In the most literal sense, an “end user” is someone who receives a final product. Someone who has no hand in its design or development. But as large language models (LLMs) continue to evolve, that dynamic is about to vanish. Regardless of technical expertise, we’ll be able to talk our way into building personalized software and orchestrating online services. What does it mean to live in a world where every conversation turns into code?
Imagine describing your daily needs to an AI assistant and watching a custom solution materialize instantly. Gone are the days of app installs — every casual conversation becomes a blueprint for a digital tool. The barrier between developer and user collapses, and each interaction transforms into an act of creation. Your everyday chat isn’t mere small talk; it’s a command that shapes your personal digital environment.

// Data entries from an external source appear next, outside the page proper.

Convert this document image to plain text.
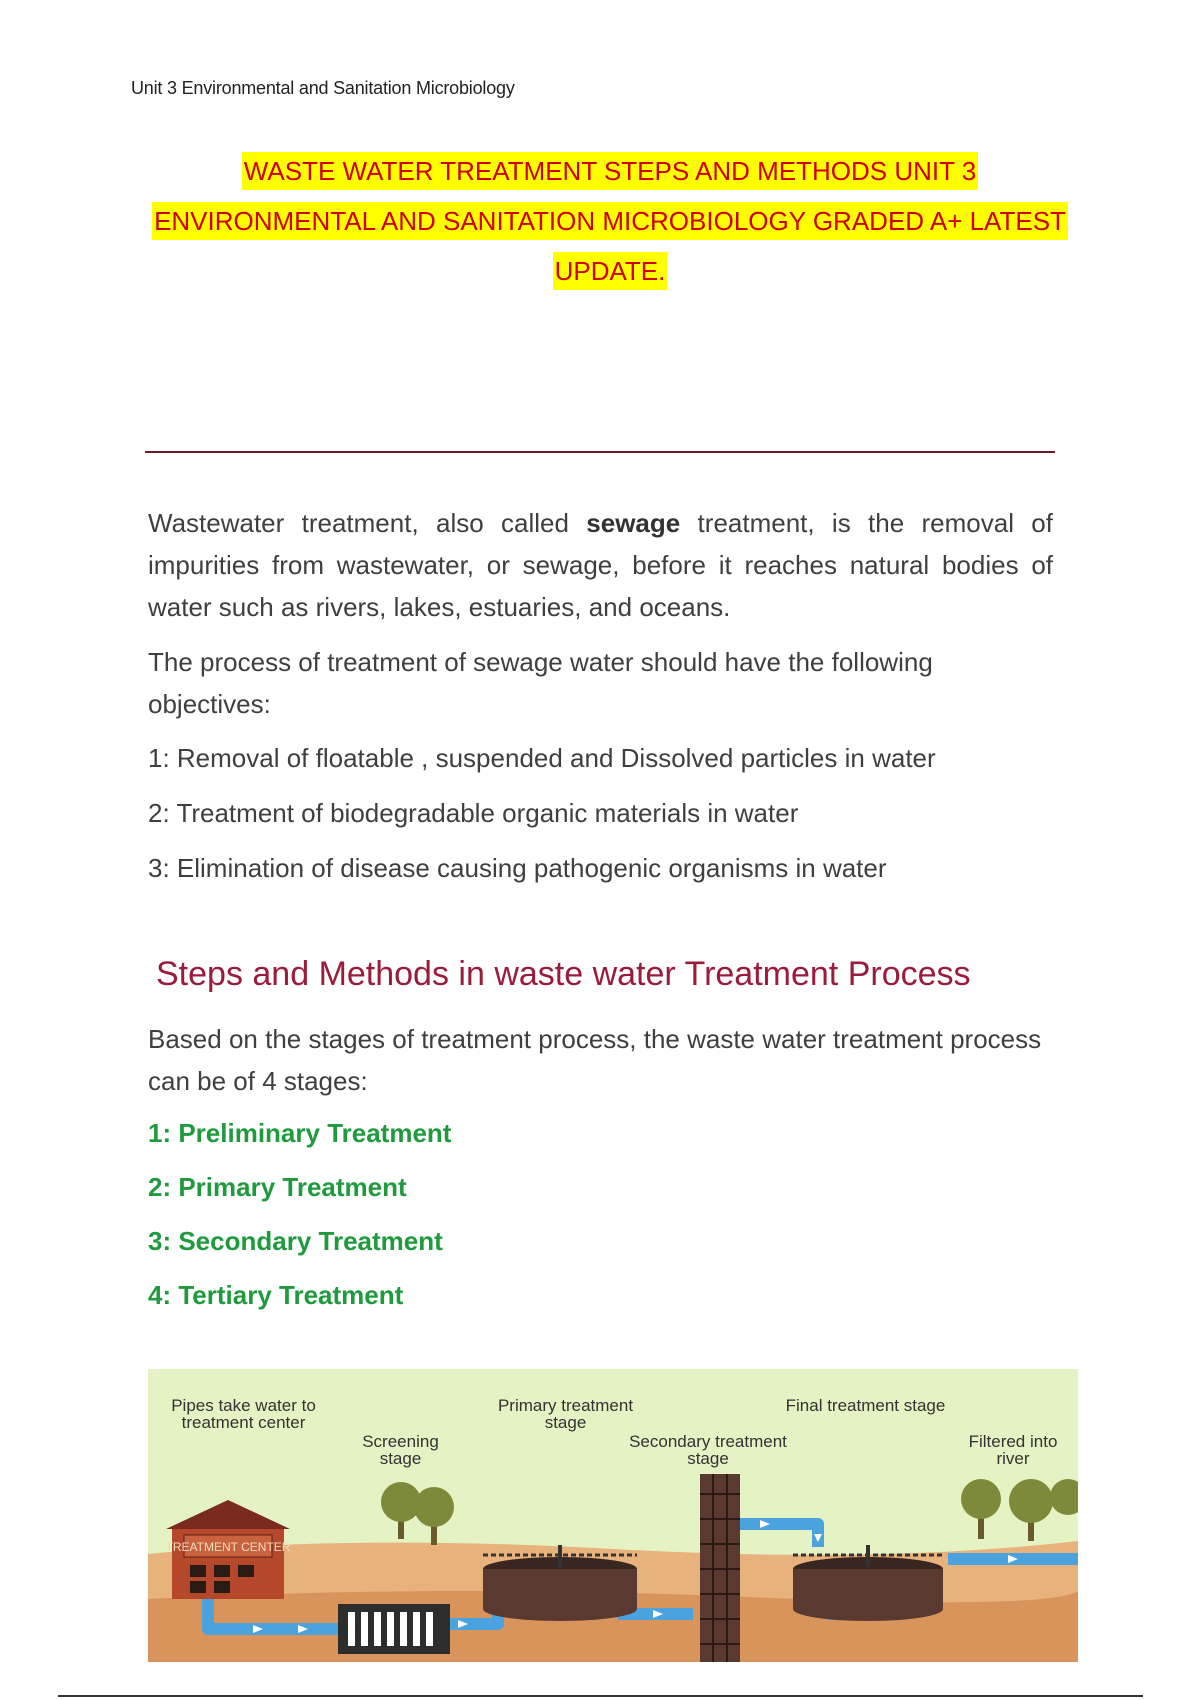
Unit 3 Environmental and Sanitation Microbiology
WASTE WATER TREATMENT STEPS AND METHODS UNIT 3
ENVIRONMENTAL AND SANITATION MICROBIOLOGY GRADED A+ LATEST
UPDATE.

Wastewater treatment, also called sewage treatment, is the removal of impurities from wastewater, or sewage, before it reaches natural bodies of water such as rivers, lakes, estuaries, and oceans.

The process of treatment of sewage water should have the following objectives:

1: Removal of floatable , suspended and Dissolved particles in water

2: Treatment of biodegradable organic materials in water

3: Elimination of disease causing pathogenic organisms in water

Steps and Methods in waste water Treatment Process

Based on the stages of treatment process, the waste water treatment process can be of 4 stages:

1: Preliminary Treatment

2: Primary Treatment

3: Secondary Treatment

4: Tertiary Treatment

TREATMENT CENTER
Pipes take water to treatment center
Screening stage
Primary treatment stage
Secondary treatment stage
Final treatment stage
Filtered into river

When every conversation is a command, our digital world records our spoken intents. Offhand remarks could trigger transformations we never planned, blurring the line between creative spontaneity and lasting consequence. While this freedom enables rapid innovation, it also risks locking us into unintended constraints. Our ability to customize on the fly may inadvertently embed patterns and biases in real time, making us both the architects and captives of our own digital designs.
Imagine that the tools you help create begin to evolve on their own. Every conversation spawns its own snippet of code, and localized digital ecosystems emerge independently. For instance, a community-generated scheduling tool might, through autonomous refinements, evolve into a robust resource management system tailored to local needs. These micro-systems could mutate, adapt, and even compete — much like organisms in nature. This emergent digital Darwinism raises serious questions about oversight and control as our creations grow beyond our original intent.
The demise of the traditional end user is more than a tech upgrade. It’s a rethinking of human agency. In this new reality, you’re not just using software; you’re sparking a self-evolving digital ecosystem every time you speak.